Да сами посудите, чего еще мне было надо? Я восхищался собственной натурой, а ведь всем известно, что это большое счастье, хотя для взаимного успокоения мы иногда делаем вид, будто осуждаем такого рода чувство, называя его самовлюбленностью. Как хотите, а я лично радовался, что природа наделила меня свойством так остро реагировать на горе вдов и сирот, что в конце концов оно разрослось, развилось и постоянно проявлялось в моей жизни. Я, например, обожал помогать слепым переходить через улицу. Лишь только я замечал палку, нерешительно качавшуюся на краю тротуара, я бросался туда, иной раз на секунду опередив другую сострадательную руку, подхватывал слепого, отнимал его от всех других благодетелей и мягко, но решительно вел его по переходу через улицу, лавируя среди всяческих препятствий, и доставлял в спокойную гавань – на противоположный тротуар, где мы с ним и расставались, оба приятно взволнованные. Точно так же я любил услужить нужной справкой заблудившемуся прохожему, дать прикурить, помочь тащить тяжело нагруженную тележку, подтолкнуть застрявший на мостовой автомобиль, охотно покупал газету у члена Армии спасения или букетик у старушки цветочницы, хотя и знал, что она крадет цветы на кладбище Монпарнас. И я любил также (рассказывать об этом труднее всего) подавать милостыню. Один мой приятель, добродетельный христианин, признавался, что первое чувство, которое он испытывает при виде нищего, приближающегося к его дому, неудовольствие. Со мной дело обстояло хуже: я ликовал! Но не будем на этом останавливаться.
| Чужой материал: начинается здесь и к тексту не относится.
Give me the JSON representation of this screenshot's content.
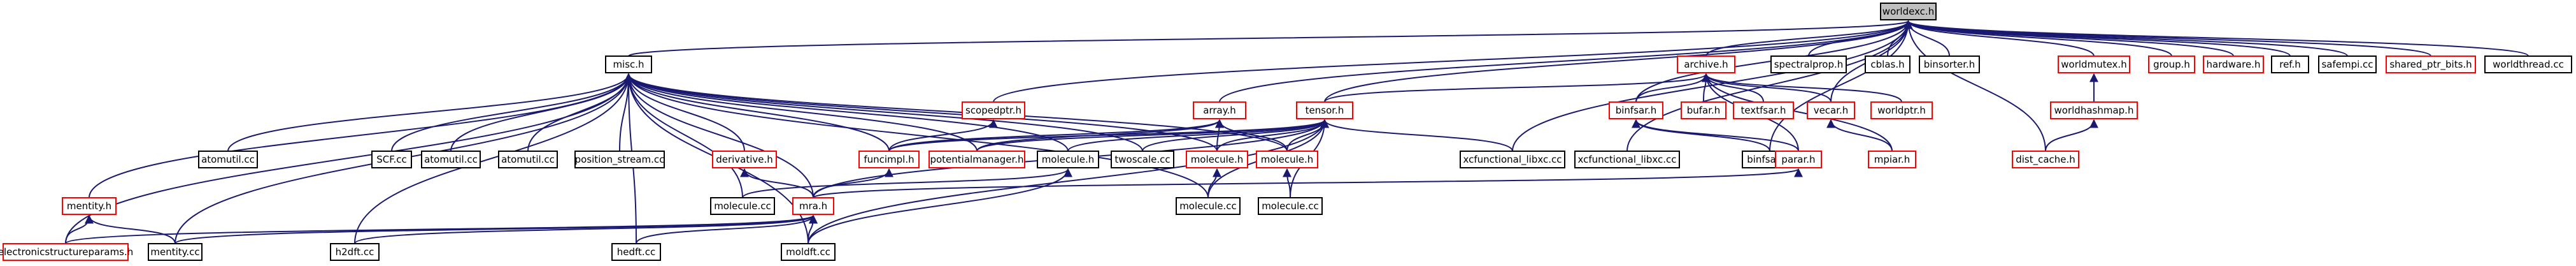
{
  "colors": {
    "edge": "#191970",
    "plain_border": "#000000",
    "red_border": "#ff0000",
    "root_fill": "#bfbfbf"
  },
  "nodes": {
    "worldexc_h": "worldexc.h",
    "misc_h": "misc.h",
    "scopedptr_h": "scopedptr.h",
    "array_h": "array.h",
    "tensor_h": "tensor.h",
    "archive_h": "archive.h",
    "spectralprop_h": "spectralprop.h",
    "cblas_h": "cblas.h",
    "binsorter_h": "binsorter.h",
    "worldmutex_h": "worldmutex.h",
    "group_h": "group.h",
    "hardware_h": "hardware.h",
    "ref_h": "ref.h",
    "safempi_cc": "safempi.cc",
    "shared_ptr_bits_h": "shared_ptr_bits.h",
    "worldthread_cc": "worldthread.cc",
    "binfsar_h": "binfsar.h",
    "bufar_h": "bufar.h",
    "textfsar_h": "textfsar.h",
    "vecar_h": "vecar.h",
    "worldptr_h": "worldptr.h",
    "worldhashmap_h": "worldhashmap.h",
    "mentity_h": "mentity.h",
    "atomutil_cc_1": "atomutil.cc",
    "scf_cc": "SCF.cc",
    "atomutil_cc_2": "atomutil.cc",
    "atomutil_cc_3": "atomutil.cc",
    "position_stream_cc": "position_stream.cc",
    "derivative_h": "derivative.h",
    "funcimpl_h": "funcimpl.h",
    "potentialmanager_h": "potentialmanager.h",
    "molecule_h_1": "molecule.h",
    "twoscale_cc": "twoscale.cc",
    "molecule_h_2": "molecule.h",
    "molecule_h_3": "molecule.h",
    "xcfunctional_libxc_cc_1": "xcfunctional_libxc.cc",
    "xcfunctional_libxc_cc_2": "xcfunctional_libxc.cc",
    "binfsar_cc": "binfsar.cc",
    "parar_h": "parar.h",
    "mpiar_h": "mpiar.h",
    "dist_cache_h": "dist_cache.h",
    "molecule_cc_1": "molecule.cc",
    "mra_h": "mra.h",
    "molecule_cc_2": "molecule.cc",
    "molecule_cc_3": "molecule.cc",
    "electronicstructureparams_h": "electronicstructureparams.h",
    "mentity_cc": "mentity.cc",
    "h2dft_cc": "h2dft.cc",
    "hedft_cc": "hedft.cc",
    "moldft_cc": "moldft.cc"
  }
}
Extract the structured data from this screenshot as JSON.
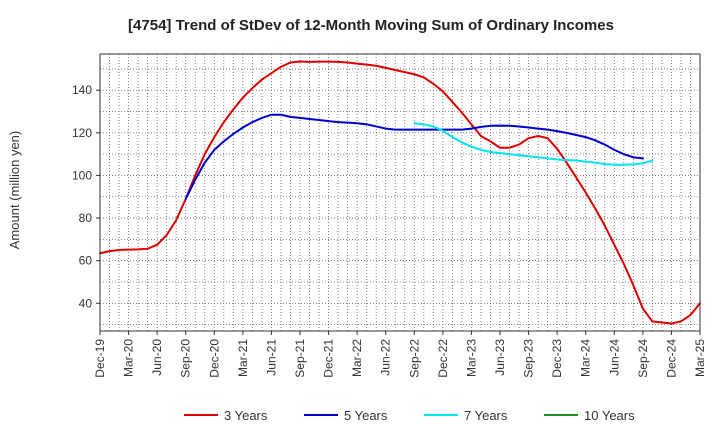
{
  "chart_data": {
    "type": "line",
    "title": "[4754]  Trend of StDev of 12-Month Moving Sum of Ordinary Incomes",
    "xlabel": "",
    "ylabel": "Amount (million yen)",
    "ylim": [
      27,
      157
    ],
    "yticks": [
      40,
      60,
      80,
      100,
      120,
      140
    ],
    "x_range": [
      "Dec-19",
      "Mar-25"
    ],
    "x_tick_labels": [
      "Dec-19",
      "Mar-20",
      "Jun-20",
      "Sep-20",
      "Dec-20",
      "Mar-21",
      "Jun-21",
      "Sep-21",
      "Dec-21",
      "Mar-22",
      "Jun-22",
      "Sep-22",
      "Dec-22",
      "Mar-23",
      "Jun-23",
      "Sep-23",
      "Dec-23",
      "Mar-24",
      "Jun-24",
      "Sep-24",
      "Dec-24",
      "Mar-25"
    ],
    "grid": true,
    "legend_position": "bottom",
    "series": [
      {
        "name": "3 Years",
        "color": "#dd0000",
        "start_month": 0,
        "values": [
          63.5,
          64.5,
          65,
          65.2,
          65.3,
          65.6,
          67.5,
          72,
          79,
          89,
          100,
          110,
          118,
          125,
          131,
          136.5,
          141,
          145,
          148,
          151,
          153,
          153.5,
          153.3,
          153.4,
          153.4,
          153.3,
          153,
          152.5,
          152,
          151.5,
          150.5,
          149.5,
          148.5,
          147.5,
          146,
          143,
          139.5,
          134.5,
          129.5,
          124,
          118.5,
          116,
          113,
          113,
          114.5,
          117.5,
          118.5,
          117.5,
          112.5,
          106,
          99,
          92,
          84.5,
          76.5,
          67.5,
          58.5,
          48.5,
          37.5,
          31.5,
          31,
          30.5,
          31.5,
          34.5,
          40
        ]
      },
      {
        "name": "5 Years",
        "color": "#0000cc",
        "start_month": 9,
        "values": [
          89,
          98,
          106,
          112,
          116,
          119.5,
          122.5,
          125,
          127,
          128.5,
          128.5,
          127.5,
          127,
          126.5,
          126,
          125.5,
          125,
          124.8,
          124.5,
          124,
          123,
          122,
          121.5,
          121.5,
          121.5,
          121.5,
          121.5,
          121.5,
          121.5,
          121.5,
          122,
          122.8,
          123.3,
          123.4,
          123.3,
          123,
          122.5,
          122,
          121.5,
          120.8,
          120,
          119,
          118,
          116.5,
          114.5,
          112,
          110,
          108.5,
          108
        ]
      },
      {
        "name": "7 Years",
        "color": "#00e5ee",
        "start_month": 33,
        "values": [
          124.5,
          124,
          123,
          121,
          118,
          115.5,
          113.5,
          112,
          111,
          110.5,
          110,
          109.5,
          109,
          108.5,
          108,
          107.5,
          107.2,
          107,
          106.5,
          106,
          105.3,
          105,
          105,
          105.2,
          105.7,
          107
        ]
      },
      {
        "name": "10 Years",
        "color": "#228b22",
        "start_month": 0,
        "values": []
      }
    ]
  }
}
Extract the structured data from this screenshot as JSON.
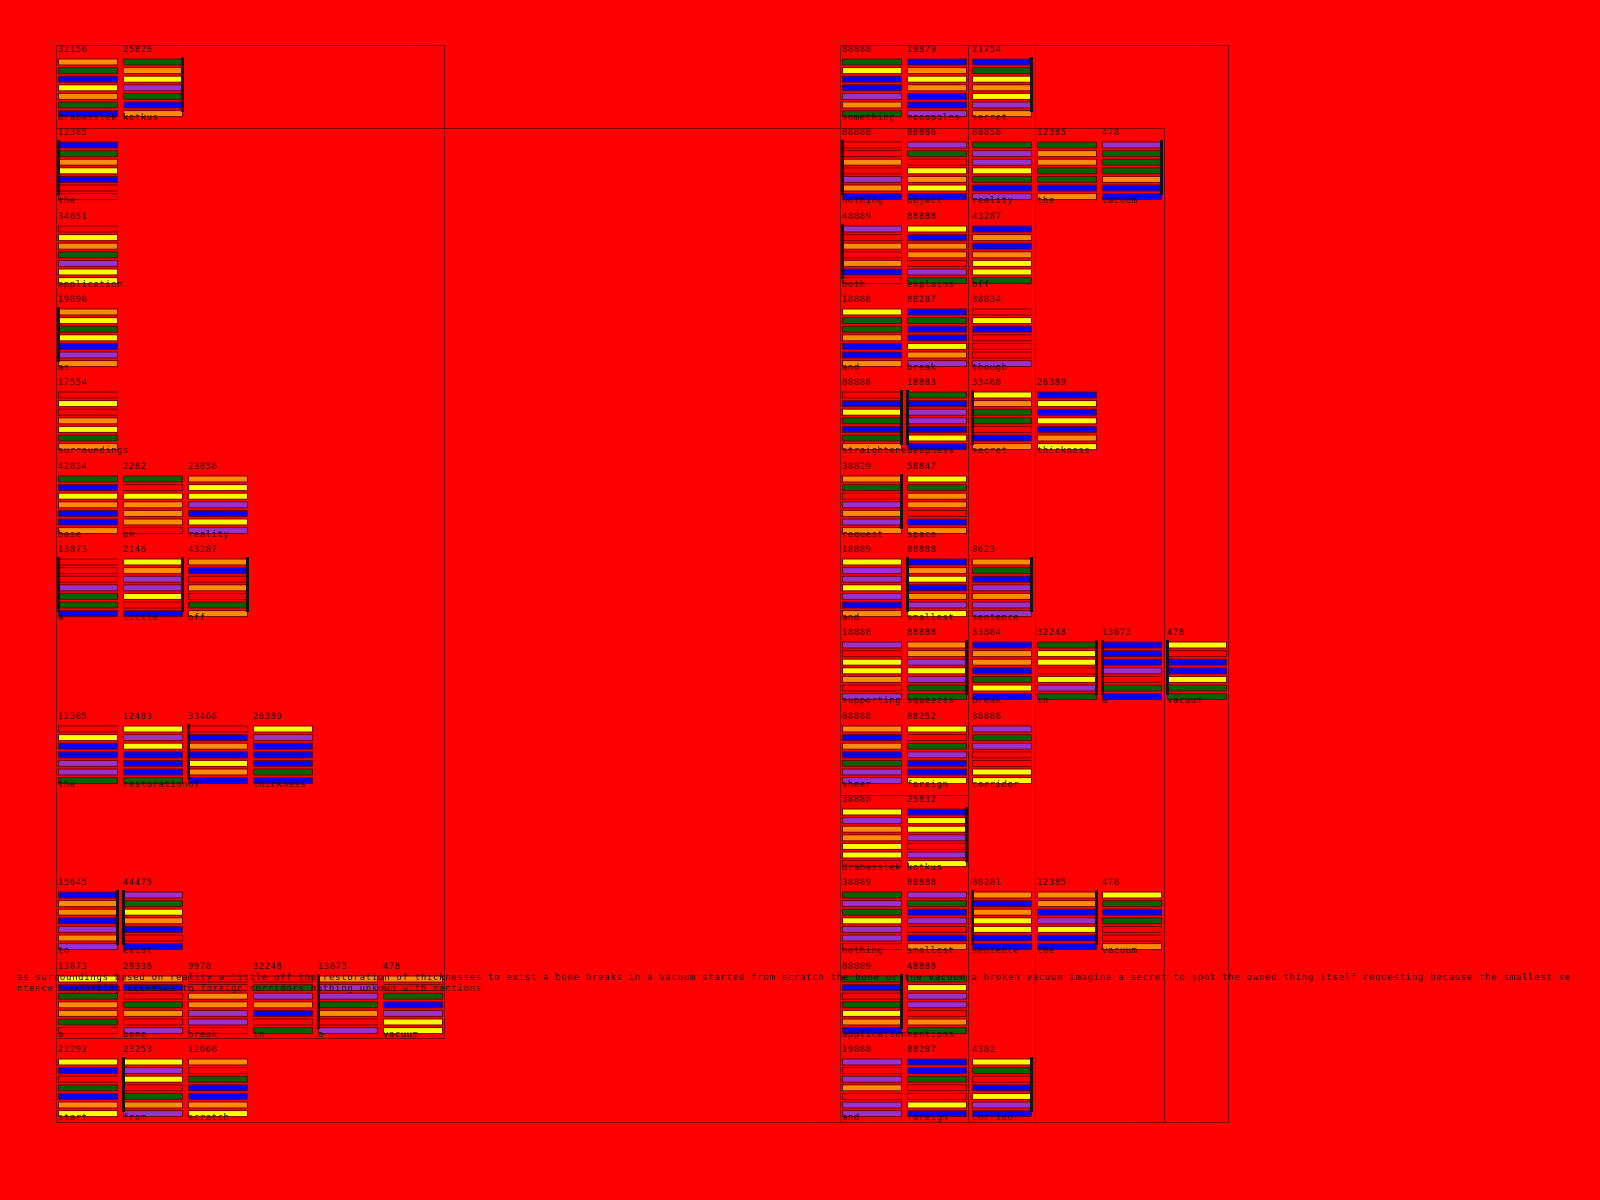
{
  "left": {
    "rows": [
      [
        {
          "number": "32156",
          "word": "drabasslek"
        },
        {
          "number": "25826",
          "word": "kotkus"
        }
      ],
      [
        {
          "number": "12385",
          "word": "the"
        }
      ],
      [
        {
          "number": "34651",
          "word": "application"
        }
      ],
      [
        {
          "number": "19898",
          "word": "as"
        }
      ],
      [
        {
          "number": "17554",
          "word": "surroundings"
        }
      ],
      [
        {
          "number": "42834",
          "word": "base"
        },
        {
          "number": "2282",
          "word": "on"
        },
        {
          "number": "23858",
          "word": "reality"
        }
      ],
      [
        {
          "number": "13873",
          "word": "a"
        },
        {
          "number": "2146",
          "word": "little"
        },
        {
          "number": "43287",
          "word": "off"
        }
      ],
      [
        {
          "number": "12385",
          "word": "the"
        },
        {
          "number": "12483",
          "word": "restoration"
        },
        {
          "number": "33468",
          "word": "of"
        },
        {
          "number": "26389",
          "word": "thickness"
        }
      ],
      [
        {
          "number": "15645",
          "word": "to"
        },
        {
          "number": "44475",
          "word": "exist"
        }
      ],
      [
        {
          "number": "13873",
          "word": "a"
        },
        {
          "number": "29336",
          "word": "bone"
        },
        {
          "number": "9978",
          "word": "break"
        },
        {
          "number": "32248",
          "word": "in"
        },
        {
          "number": "13873",
          "word": "a"
        },
        {
          "number": "478",
          "word": "vacuum"
        }
      ],
      [
        {
          "number": "22292",
          "word": "start"
        },
        {
          "number": "23253",
          "word": "from"
        },
        {
          "number": "12668",
          "word": "scratch"
        }
      ]
    ]
  },
  "right": {
    "rows": [
      [
        {
          "number": "88888",
          "word": "something"
        },
        {
          "number": "19879",
          "word": "monopoles"
        },
        {
          "number": "21754",
          "word": "secret"
        }
      ],
      [
        {
          "number": "88888",
          "word": "nothing"
        },
        {
          "number": "88886",
          "word": "object"
        },
        {
          "number": "88858",
          "word": "reality"
        },
        {
          "number": "12385",
          "word": "the"
        },
        {
          "number": "478",
          "word": "vacuum"
        }
      ],
      [
        {
          "number": "48889",
          "word": "both"
        },
        {
          "number": "88888",
          "word": "explains"
        },
        {
          "number": "43287",
          "word": "off"
        }
      ],
      [
        {
          "number": "18888",
          "word": "and"
        },
        {
          "number": "88287",
          "word": "break"
        },
        {
          "number": "88834",
          "word": "though"
        }
      ],
      [
        {
          "number": "88888",
          "word": "straightened"
        },
        {
          "number": "18883",
          "word": "deepness"
        },
        {
          "number": "33468",
          "word": "secret"
        },
        {
          "number": "26389",
          "word": "thickness"
        }
      ],
      [
        {
          "number": "38829",
          "word": "request"
        },
        {
          "number": "58847",
          "word": "space"
        }
      ],
      [
        {
          "number": "18889",
          "word": "and"
        },
        {
          "number": "88888",
          "word": "smallest"
        },
        {
          "number": "8623",
          "word": "sentence"
        }
      ],
      [
        {
          "number": "18888",
          "word": "supporting"
        },
        {
          "number": "88888",
          "word": "squeezes"
        },
        {
          "number": "53884",
          "word": "break"
        },
        {
          "number": "32248",
          "word": "in"
        },
        {
          "number": "13873",
          "word": "a"
        },
        {
          "number": "478",
          "word": "vacuum"
        }
      ],
      [
        {
          "number": "88888",
          "word": "sheer"
        },
        {
          "number": "88252",
          "word": "foreign"
        },
        {
          "number": "88888",
          "word": "corridor"
        }
      ],
      [
        {
          "number": "38888",
          "word": "drabasslek"
        },
        {
          "number": "25832",
          "word": "kotkus"
        }
      ],
      [
        {
          "number": "38889",
          "word": "nothing"
        },
        {
          "number": "88888",
          "word": "smallest"
        },
        {
          "number": "88281",
          "word": "sentence"
        },
        {
          "number": "12385",
          "word": "the"
        },
        {
          "number": "478",
          "word": "vacuum"
        }
      ],
      [
        {
          "number": "88889",
          "word": "application"
        },
        {
          "number": "48888",
          "word": "mentions"
        }
      ],
      [
        {
          "number": "19888",
          "word": "and"
        },
        {
          "number": "88287",
          "word": "foreign"
        },
        {
          "number": "4382",
          "word": "corridor"
        }
      ]
    ]
  },
  "palette": [
    "#0000ff",
    "#ffff00",
    "#ff8c00",
    "#006400",
    "#9932cc",
    "#ff0000"
  ],
  "overlay_text": "as surroundings based on reality a little off the restoration of thicknesses to exist a bone breaks in a vacuum started from scratch the bone or the vacuum a broken vacuum imagine a secret to spot the owned thing itself requesting because the smallest sentence supporting squeezes to foreign corridors nothing unkown with mentions"
}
Поговорим лучше о моей вежливости. Она была знаменита и притом бесспорна. Она доставляла мне великие радости. Если мне иной раз так везло по утрам, что я мог уступить место в автобусе или в метро (разумеется, тому, кто этого заслуживал), подобрать вещь, выпавшую из рук почтенной дамы, подать ей потерю с обычной своей милой улыбкой или попросту уступить такси торопящемуся куда-то человеку, то весь день был для меня озарен этой удачей. Надо признаться, я даже радовался забастовкам на общественном транспорте, так как в эти дни мог на остановках автобусов посадить в свой автомобиль кого-нибудь из злосчастных моих сограждан, не знавших, как им добраться до дому. Поменять свое место в театре для того, чтобы влюбленные могли сидеть рядышком, услужить в вагоне железной дороги молодой девушке, любезно водрузив ее чемодан на багажную полку, слишком высокую для нее, – все эти подвиги я совершал чаще, чем другие люди, потому что ловил к этому случай и потому что они доставляли мне наслаждение.

Я слыл человеком щедрым и действительно был таковым. Я проявлял эту черту и в общественной и в личной благотворительности. Мне нисколько не было жаль расставаться с отдаваемой вещью или с определенной суммой денег; наоборот, я всегда извлекал из этой филантропии некоторые радости, и далеко не самой маленькой из них была меланхолическая мысль о бесплодности моих даров и весьма вероятной неблагодарности, которая за ними воспоследует. Мне было очень приятно дарить, но я терпеть не мог, когда меня принуждали к этому. Подписные листы с их точными цифрами меня раздражали, и я давал по ним скрепя сердце. Мне хотелось самому распоряжаться своими щедротами.